Arriving in Uzbekistan
In the plane to Tashkent a proper portion of meat is served, Soviet style. It comes with… more meat: A huge piece of turkey leg in a fat crust and as side dish two heavy sausages. A common proverb in Russia states “The Russian always wins.” Vegetables are obviously for losers.
Once landed we are immediately introduced to the Nation’s #1 sport: pushing and shoving. By the way it seems to be the only sport they exercise on a regular basis: The average Uzbek man and woman have rather stout features. I think this fits perfectly to the local woman fashion: velvet is the favored cloth, and it comes in floral prints or with glittery strass – most of the times both.
A homely feeling… behind the walls
Our guest house is in a district of Tashkent which at first glance looks peculiar to us: Besides walls and iron gates there is not much to see! It looks as if all houses have turned their backs towards the streets. Later we will learn that this type of living district is typical for Uzbekistan and that we should not judge from the outside looks: behind every wall hides a cozy backyard, where the social life takes place. The guest house is no exception and we find a few trees, some banks to sit on and a welcoming host family that receives us with a steaming pot of tea and warm words.
Guess what: Traveling can make you a millionaire in a minute!
Hell, yeah, we are happy to have sold our car in Georgia and thus have enough cash in hand when we enter Uzbekistan. Here, things are a bit different than back home: Money withdrawal from our bank account at the ATMs is possible – and of course at the official rates. What we did not know: there is an inofficial rate, which is almost double, that means changing your cash USD or EUR on the black market makes everything you pay in this country half as expensive.
We are lucky to meet a nice Belgian, who explains us the black market exchange rates and even exchanges his last local currency – the Uzbek Som – to us. By the way, the recently introduced top-end 5000-Som bill is worth about 1 US-Dollar (October 2015), and not very common in other places than the capital. Imagine us changing 100 Dollars and getting back a plastic bag full of 1000-Som notes as the money would not fit any of our pockets.
Our favorite: Exploring the Chorsu Bazaar
We roam the sheer endless corridors of the Chorsu (that means “Grand”) Bazaar. Resembling a circus tent, the huge domed central building holds hundreds of counters offering meat, salads and dairy products. Looking down from the first floor (the nut and snacks compartment) the Bazaar looks a bit like a financial stock market after a farmers’ riot.
Also the buzz and hassle in the streets just outside the Grand Bazaarof Tashkent are enchanting. Several black market money exchangers sing „Change Dollar Euro Som“ in an endless repetition while a corpulent woman grabs firmly into her bra to store a bundle of Som notes from her last sale. You smell some fresh local flat breads rocking back and forth in huge baskets on the handles of the bakerboy’s bike passing by. Next to you a modified baby carriage serves as mobile sales counter for the lemon saleswoman. And so forth…

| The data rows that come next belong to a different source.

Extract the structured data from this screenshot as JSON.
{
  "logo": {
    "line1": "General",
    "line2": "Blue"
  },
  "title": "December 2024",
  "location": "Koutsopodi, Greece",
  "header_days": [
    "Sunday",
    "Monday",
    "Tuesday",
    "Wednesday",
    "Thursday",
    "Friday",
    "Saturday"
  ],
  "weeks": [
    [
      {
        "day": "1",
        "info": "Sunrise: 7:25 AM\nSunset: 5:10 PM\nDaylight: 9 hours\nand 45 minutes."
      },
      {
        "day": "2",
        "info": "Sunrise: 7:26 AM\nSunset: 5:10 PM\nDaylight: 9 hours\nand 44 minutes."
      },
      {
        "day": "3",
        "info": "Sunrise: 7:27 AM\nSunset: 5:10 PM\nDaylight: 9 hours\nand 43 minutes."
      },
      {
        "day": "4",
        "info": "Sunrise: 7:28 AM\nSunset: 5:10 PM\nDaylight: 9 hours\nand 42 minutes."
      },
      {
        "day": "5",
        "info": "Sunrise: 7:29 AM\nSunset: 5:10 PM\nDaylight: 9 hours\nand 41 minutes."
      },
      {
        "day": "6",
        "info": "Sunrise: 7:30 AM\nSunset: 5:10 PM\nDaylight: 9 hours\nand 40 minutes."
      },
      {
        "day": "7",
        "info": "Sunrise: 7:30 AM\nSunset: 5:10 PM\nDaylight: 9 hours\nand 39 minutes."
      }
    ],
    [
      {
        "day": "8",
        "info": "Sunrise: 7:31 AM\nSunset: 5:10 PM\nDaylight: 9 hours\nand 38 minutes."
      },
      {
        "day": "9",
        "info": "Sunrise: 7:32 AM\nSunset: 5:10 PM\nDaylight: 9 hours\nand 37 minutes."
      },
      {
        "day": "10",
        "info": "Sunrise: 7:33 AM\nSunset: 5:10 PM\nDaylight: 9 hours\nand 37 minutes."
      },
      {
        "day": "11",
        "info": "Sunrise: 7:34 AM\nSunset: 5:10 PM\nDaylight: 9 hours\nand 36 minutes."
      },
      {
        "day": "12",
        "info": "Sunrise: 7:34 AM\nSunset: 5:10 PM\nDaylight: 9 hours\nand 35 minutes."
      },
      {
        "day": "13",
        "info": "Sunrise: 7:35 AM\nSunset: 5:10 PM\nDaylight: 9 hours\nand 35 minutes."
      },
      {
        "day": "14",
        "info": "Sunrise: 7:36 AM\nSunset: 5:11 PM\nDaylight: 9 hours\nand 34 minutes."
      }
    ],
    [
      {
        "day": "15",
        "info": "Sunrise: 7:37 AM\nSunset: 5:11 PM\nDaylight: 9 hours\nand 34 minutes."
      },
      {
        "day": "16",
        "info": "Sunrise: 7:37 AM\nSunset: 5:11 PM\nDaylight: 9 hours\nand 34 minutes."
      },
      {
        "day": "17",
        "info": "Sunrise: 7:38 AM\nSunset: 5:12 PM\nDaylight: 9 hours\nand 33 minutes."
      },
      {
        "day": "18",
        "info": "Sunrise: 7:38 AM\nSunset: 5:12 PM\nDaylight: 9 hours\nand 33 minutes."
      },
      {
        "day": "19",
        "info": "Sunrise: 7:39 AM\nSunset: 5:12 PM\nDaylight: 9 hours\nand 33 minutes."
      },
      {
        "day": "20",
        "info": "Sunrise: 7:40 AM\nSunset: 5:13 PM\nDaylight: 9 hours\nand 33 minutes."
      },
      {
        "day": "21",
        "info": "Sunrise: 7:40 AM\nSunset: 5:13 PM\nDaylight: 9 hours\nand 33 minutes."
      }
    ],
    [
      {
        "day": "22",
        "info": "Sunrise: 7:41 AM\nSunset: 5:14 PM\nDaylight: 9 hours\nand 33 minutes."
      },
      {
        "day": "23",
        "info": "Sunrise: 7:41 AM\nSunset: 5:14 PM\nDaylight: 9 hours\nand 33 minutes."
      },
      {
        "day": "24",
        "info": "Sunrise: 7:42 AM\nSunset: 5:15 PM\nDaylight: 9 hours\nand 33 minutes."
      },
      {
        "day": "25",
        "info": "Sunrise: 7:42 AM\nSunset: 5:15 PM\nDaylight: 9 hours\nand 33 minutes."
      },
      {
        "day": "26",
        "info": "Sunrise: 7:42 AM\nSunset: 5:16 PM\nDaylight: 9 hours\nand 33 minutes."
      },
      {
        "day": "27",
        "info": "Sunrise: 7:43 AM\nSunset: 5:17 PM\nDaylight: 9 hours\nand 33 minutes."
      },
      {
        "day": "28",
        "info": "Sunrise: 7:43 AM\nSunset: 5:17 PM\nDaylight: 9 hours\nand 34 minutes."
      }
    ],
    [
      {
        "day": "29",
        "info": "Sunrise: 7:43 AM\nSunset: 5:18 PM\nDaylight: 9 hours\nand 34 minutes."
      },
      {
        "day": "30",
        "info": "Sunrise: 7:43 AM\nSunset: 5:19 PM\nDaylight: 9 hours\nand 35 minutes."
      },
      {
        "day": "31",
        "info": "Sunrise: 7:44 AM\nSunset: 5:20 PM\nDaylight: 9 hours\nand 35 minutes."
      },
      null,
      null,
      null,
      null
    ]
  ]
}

Sampling the entire street food stands we discover several culinary delights that day, including:
- Uzbek Baklava (recipe)
- Lagmon (a Schawarma like sandwich, russified by adding a huge blot of mayonnaise),
- Small Sharon apples
- Roasted apricot stones
Try them out when you have a chance!
Discovering Tashkent’s sights
The city itself does not have many historic sights. We begin our city walk at the impressively vast architectural complex Khazrati Imam – our first encounter with One Thousand and One Nights. Many more shall follow in the next weeks. Also the Juma Mosque next to the Chorsu Bazaar is a pretty, old building.
The old town’s alleys are nice, but you cannot see much more than wall and door, and an occasional bakery stall. In contrast to the appearance of the old town, the modern part of the town is built from scratch and reminds us of the bloodless buildings of Skopje, Macedonia.
Nevertheless, we absorb the top-notch socialistic architecture of Hotel Uzbekistan and walk around the proud statue of Amir Temur, the father of the nation, posing like Alexander the Great in Skopje in the saddle of a mighty, rearing stallion. In contrast to the Macedonian capital, the new city district has plenty of green areas, which adds a fresh, light touch to the concrete-heavy monuments making the area much more enjoyable.
Tip: Use the metro system and taxis to get around Tashkent – it is a too huge city to walk! Also, the marble walled metro stations themselves with crystal chandeliers are worth discovering.
With the old town on one hand and the modern town on the other, Tashkent seems a bit stuck in traditions, but halfway arrived in modernity. The capital’s colorful and very Uzbek scenes make a lovely experience no visitor should miss. Other cities in Uzbekistan are much more touristic and of less authentic character.